Auto-Ignition and Spray Characteristics of n-Heptane and iso-Octane Fuels in Ignition Quality TesterJaasim, Mohammed; Elhagrasy, Ayman; Sarathy, Mani; Chung, Suk-Ho; Im, Hong G. (SAE Technical Paper Series, SAE International, 2018-04-04) [Conference Paper]Numerical simulations were conducted to systematically assess the effects of different spray models on the ignition delay predictions and compared with experimental measurements obtained at the KAUST ignition quality tester (IQT) facility. The influence of physical properties and chemical kinetics over the ignition delay time is also investigated. The IQT experiments provided the pressure traces as the main observables, which are not sufficient to obtain a detailed understanding of physical (breakup, evaporation) and chemical (reactivity) processes associated with auto-ignition. A three-dimensional computational fluid dynamics (CFD) code, CONVERGE™, was used to capture the detailed fluid/spray dynamics and chemical characteristics within the IQT configuration. The Reynolds-averaged Navier-Stokes (RANS) turbulence with multi-zone chemistry sub-models was adopted with a reduced chemical kinetic mechanism for n-heptane and iso-octane.
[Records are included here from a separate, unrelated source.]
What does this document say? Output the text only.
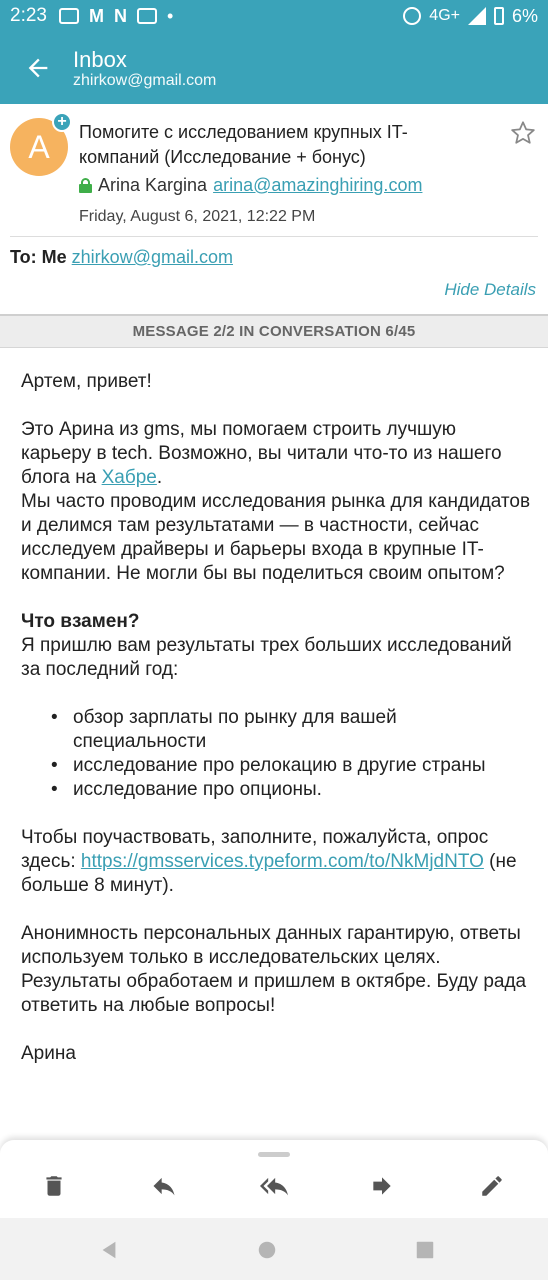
2:23 M N •	4G+	6%
Inbox
zhirkow@gmail.com
A
+
Помогите с исследованием крупных IT-компаний (Исследование + бонус)
Arina Kargina arina@amazinghiring.com
Friday, August 6, 2021, 12:22 PM
To: Me zhirkow@gmail.com
Hide Details
MESSAGE 2/2 IN CONVERSATION 6/45

Артем, привет!

Это Арина из gms, мы помогаем строить лучшую карьеру в tech. Возможно, вы читали что-то из нашего блога на Хабре.

Мы часто проводим исследования рынка для кандидатов и делимся там результатами — в частности, сейчас исследуем драйверы и барьеры входа в крупные IT-компании. Не могли бы вы поделиться своим опытом?

Что взамен?

Я пришлю вам результаты трех больших исследований за последний год:

• обзор зарплаты по рынку для вашей специальности
• исследование про релокацию в другие страны
• исследование про опционы.

Чтобы поучаствовать, заполните, пожалуйста, опрос здесь: https://gmsservices.typeform.com/to/NkMjdNTO (не больше 8 минут).

Анонимность персональных данных гарантирую, ответы используем только в исследовательских целях. Результаты обработаем и пришлем в октябре. Буду рада ответить на любые вопросы!

Арина
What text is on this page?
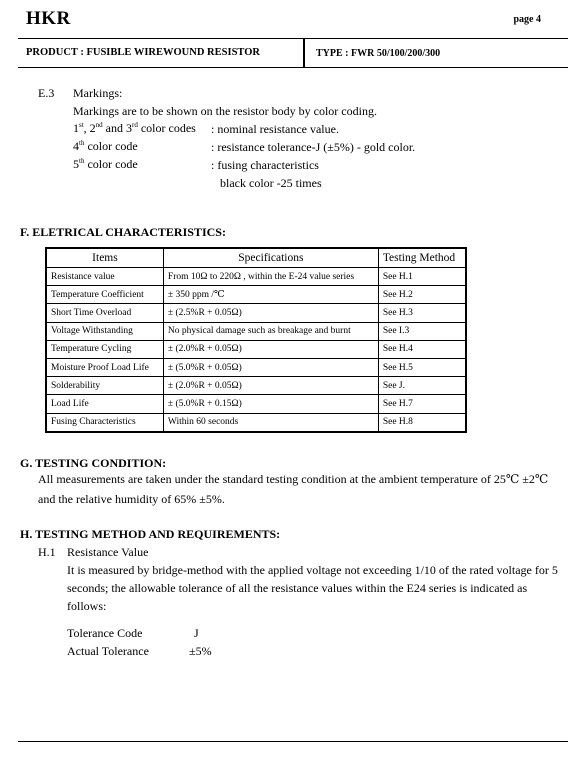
HKR	page 4
PRODUCT : FUSIBLE WIREWOUND RESISTOR	TYPE : FWR 50/100/200/300
E.3 Markings:
Markings are to be shown on the resistor body by color coding.
1st, 2nd and 3rd color codes : nominal resistance value.
4th color code	: resistance tolerance-J (±5%) - gold color.
5th color code	: fusing characteristics
black color -25 times
F. ELETRICAL CHARACTERISTICS:
Items	Specifications	Testing Method
Resistance value	From 10Ω to 220Ω , within the E-24 value series	See H.1
Temperature Coefficient	± 350 ppm /℃	See H.2
Short Time Overload	± (2.5%R + 0.05Ω)	See H.3
Voltage Withstanding	No physical damage such as breakage and burnt	See I.3
Temperature Cycling	± (2.0%R + 0.05Ω)	See H.4
Moisture Proof Load Life	± (5.0%R + 0.05Ω)	See H.5
Solderability	± (2.0%R + 0.05Ω)	See J.
Load Life	± (5.0%R + 0.15Ω)	See H.7
Fusing Characteristics	Within 60 seconds	See H.8
G. TESTING CONDITION:
All measurements are taken under the standard testing condition at the ambient temperature of 25℃ ±2℃
and the relative humidity of 65% ±5%.
H. TESTING METHOD AND REQUIREMENTS:
H.1 Resistance Value
It is measured by bridge-method with the applied voltage not exceeding 1/10 of the rated voltage for 5
seconds; the allowable tolerance of all the resistance values within the E24 series is indicated as
follows:
Tolerance Code	J
Actual Tolerance	±5%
The emphasis was on the assessment of two common spray breakup models, namely the Kelvin-Helmholtz/Rayleigh-Taylor (KH-RT) and linearized instability sheet atomization (LISA) models, in terms of their influence on auto-ignition predictions. Two spray models resulted in different local mixing, and their influence in the prediction of auto-ignition was investigated. The relative importance of physical ignition delay, characterized by spray evaporation and mixing processes, in the overall ignition behavior for the two different fuels were examined. The results provided an improved understanding of the essential contribution of physical and chemical processes that are critical in describing the IQT auto-ignition event at different pressure and temperature conditions, and allowed a systematic way to distinguish between the physical and chemical ignition delay times.